Para funcionar sem erros, o sistema precisa ser mantido próximo ao chamado "zero absoluto". Esse resfriamento extremo é necessário porque qualquer sinal de calor pode destruir as informações processadas. Com essa estabilidade, o computador consegue trabalhar com uma precisão nunca vista antes na ciência moderna.
A principal aposta da empresa com o Majorana 1 é o uso de materiais que reduzem falhas, permitindo que a máquina seja usada em escala industrial e não apenas em laboratórios. Na prática, isso significa que grandes empresas poderão usar esse poder de processamento para criar novos medicamentos e materiais sustentáveis.

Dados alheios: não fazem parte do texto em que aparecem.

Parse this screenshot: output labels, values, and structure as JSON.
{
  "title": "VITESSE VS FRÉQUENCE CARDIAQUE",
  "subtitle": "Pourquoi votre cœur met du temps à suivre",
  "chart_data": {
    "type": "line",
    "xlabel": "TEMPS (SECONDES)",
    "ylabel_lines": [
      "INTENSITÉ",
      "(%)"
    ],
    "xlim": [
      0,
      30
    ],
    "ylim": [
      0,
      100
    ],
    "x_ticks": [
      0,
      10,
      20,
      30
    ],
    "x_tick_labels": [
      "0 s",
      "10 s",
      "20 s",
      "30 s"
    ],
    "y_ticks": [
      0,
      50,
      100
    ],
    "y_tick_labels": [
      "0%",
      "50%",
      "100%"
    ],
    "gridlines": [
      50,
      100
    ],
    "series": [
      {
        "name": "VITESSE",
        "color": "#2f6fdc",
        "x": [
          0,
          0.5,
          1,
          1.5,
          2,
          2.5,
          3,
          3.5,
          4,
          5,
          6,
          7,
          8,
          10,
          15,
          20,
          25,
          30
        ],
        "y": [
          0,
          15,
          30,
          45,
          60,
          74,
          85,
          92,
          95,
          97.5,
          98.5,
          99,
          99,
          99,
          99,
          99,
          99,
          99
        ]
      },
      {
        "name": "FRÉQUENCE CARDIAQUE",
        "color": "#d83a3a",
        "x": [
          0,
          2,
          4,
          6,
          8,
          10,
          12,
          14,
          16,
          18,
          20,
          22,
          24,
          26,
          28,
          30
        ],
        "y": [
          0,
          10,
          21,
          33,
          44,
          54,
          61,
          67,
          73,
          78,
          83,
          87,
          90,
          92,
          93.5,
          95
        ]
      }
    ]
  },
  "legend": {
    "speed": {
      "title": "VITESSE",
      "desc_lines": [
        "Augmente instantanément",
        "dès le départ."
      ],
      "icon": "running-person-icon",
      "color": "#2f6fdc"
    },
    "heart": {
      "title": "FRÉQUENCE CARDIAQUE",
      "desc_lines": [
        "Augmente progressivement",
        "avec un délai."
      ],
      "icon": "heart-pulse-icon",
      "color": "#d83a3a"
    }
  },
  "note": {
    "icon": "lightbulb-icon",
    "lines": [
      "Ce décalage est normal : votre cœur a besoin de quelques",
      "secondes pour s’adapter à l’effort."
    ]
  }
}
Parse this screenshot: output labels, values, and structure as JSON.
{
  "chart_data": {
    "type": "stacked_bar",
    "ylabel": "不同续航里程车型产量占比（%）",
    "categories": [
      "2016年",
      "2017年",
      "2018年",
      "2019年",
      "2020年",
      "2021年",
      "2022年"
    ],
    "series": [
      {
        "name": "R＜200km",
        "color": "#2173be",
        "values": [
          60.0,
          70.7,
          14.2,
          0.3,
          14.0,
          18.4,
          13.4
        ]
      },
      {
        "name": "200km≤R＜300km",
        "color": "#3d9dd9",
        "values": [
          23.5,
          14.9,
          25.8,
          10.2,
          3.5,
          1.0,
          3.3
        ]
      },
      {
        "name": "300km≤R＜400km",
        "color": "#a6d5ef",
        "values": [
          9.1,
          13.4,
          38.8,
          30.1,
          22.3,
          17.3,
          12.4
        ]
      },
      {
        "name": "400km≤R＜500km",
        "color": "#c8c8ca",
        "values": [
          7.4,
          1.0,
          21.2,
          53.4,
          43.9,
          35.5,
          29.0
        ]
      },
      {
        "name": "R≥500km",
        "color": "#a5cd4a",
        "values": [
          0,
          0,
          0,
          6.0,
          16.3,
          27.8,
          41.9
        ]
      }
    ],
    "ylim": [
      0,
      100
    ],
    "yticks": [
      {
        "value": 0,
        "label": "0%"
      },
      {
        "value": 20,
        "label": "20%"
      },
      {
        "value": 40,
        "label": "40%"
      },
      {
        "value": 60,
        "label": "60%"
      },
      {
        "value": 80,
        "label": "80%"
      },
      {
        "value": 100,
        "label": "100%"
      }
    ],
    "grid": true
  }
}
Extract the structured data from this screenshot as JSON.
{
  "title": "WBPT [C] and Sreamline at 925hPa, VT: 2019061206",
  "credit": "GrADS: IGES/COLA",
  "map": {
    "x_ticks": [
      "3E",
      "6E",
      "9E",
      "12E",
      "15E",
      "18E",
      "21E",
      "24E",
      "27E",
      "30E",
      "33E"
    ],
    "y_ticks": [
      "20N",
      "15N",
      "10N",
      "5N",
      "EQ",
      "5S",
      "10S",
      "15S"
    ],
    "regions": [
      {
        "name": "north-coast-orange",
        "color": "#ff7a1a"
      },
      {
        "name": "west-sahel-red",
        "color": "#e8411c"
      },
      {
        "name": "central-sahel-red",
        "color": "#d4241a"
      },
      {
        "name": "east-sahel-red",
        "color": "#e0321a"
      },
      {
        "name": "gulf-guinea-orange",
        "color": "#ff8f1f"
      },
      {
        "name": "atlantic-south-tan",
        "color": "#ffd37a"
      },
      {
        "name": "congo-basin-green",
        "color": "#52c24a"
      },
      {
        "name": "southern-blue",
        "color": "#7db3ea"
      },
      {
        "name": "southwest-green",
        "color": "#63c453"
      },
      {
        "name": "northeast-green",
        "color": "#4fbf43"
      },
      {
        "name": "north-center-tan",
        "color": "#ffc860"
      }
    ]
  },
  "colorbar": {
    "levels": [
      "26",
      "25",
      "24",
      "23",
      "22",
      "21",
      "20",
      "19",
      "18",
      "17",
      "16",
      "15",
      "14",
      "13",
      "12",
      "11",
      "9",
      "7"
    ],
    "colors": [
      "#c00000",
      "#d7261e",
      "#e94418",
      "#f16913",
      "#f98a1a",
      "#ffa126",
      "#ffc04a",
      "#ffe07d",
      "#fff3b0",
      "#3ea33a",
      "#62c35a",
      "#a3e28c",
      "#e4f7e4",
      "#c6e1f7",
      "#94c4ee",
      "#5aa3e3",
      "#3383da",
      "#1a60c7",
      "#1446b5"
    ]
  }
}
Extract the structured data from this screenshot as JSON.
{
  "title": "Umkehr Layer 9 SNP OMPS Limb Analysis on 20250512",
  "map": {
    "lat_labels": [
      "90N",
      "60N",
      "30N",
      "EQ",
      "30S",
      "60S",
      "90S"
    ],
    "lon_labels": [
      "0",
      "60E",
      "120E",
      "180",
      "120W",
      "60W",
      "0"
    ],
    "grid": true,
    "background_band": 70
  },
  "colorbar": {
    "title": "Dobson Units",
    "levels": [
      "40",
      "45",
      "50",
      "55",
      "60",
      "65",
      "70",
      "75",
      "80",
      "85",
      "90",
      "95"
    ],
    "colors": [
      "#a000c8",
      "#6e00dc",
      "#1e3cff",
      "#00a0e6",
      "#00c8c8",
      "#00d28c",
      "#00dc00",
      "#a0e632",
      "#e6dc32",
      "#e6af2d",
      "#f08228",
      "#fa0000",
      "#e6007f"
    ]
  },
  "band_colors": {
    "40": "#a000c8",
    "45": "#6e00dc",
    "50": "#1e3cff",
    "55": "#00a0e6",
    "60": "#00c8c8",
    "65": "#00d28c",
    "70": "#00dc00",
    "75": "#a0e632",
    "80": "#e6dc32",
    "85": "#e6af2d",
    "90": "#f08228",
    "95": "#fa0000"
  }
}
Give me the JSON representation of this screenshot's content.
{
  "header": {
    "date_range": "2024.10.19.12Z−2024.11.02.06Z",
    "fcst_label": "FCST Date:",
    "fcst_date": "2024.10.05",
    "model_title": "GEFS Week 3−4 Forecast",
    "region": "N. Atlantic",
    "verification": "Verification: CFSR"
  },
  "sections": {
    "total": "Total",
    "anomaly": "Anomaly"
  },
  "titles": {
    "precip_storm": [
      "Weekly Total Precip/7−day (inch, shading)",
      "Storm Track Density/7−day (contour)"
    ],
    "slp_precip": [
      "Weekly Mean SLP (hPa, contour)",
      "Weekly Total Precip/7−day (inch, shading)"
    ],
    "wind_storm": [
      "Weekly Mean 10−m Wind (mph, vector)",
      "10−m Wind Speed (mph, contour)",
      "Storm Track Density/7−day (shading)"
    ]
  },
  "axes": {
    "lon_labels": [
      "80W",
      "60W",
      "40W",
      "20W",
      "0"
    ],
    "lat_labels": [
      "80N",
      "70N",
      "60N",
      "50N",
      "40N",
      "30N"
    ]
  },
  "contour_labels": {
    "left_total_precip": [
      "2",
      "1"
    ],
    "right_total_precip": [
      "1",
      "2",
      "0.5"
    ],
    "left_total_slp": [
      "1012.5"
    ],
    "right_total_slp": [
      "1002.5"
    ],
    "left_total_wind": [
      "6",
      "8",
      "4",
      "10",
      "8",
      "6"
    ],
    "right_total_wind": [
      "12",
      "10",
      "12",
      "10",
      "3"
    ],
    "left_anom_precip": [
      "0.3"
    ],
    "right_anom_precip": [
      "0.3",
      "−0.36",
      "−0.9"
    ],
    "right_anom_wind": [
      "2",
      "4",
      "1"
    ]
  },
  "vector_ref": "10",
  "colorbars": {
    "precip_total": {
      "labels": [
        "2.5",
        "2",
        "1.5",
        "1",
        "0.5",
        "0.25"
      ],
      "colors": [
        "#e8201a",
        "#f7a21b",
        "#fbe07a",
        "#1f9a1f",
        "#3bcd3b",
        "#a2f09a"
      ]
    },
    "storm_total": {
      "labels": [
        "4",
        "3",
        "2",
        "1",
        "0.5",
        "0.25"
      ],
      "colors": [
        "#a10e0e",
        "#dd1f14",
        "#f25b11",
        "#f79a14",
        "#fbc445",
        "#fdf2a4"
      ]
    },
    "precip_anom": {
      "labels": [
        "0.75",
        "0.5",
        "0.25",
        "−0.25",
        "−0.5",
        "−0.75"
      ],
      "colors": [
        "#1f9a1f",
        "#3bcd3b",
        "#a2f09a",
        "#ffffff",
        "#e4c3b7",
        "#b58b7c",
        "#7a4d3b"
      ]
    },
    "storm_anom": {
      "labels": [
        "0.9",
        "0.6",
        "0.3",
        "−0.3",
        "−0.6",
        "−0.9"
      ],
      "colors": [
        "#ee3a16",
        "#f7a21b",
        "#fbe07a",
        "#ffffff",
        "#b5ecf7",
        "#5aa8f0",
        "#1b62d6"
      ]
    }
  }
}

Diferente dos computadores comuns, que funcionam apenas com o sistema binário de 0 e 1, a computação quântica permite simular reações químicas complexas e otimizar sistemas de trânsito e logística de forma instantânea. A segurança digital também deve ganhar um reforço gigante com novos sistemas de criptografia.
Especialistas da Microsoft afirmam que o sucesso desse projeto abre portas para enfrentar desafios globais, como a crise climática, através de simulações exatas. O objetivo agora é integrar essa potência tecnológica com o sistema de nuvem, permitindo que desenvolvedores do mundo todo tenham acesso a esse novo nível de inteligência.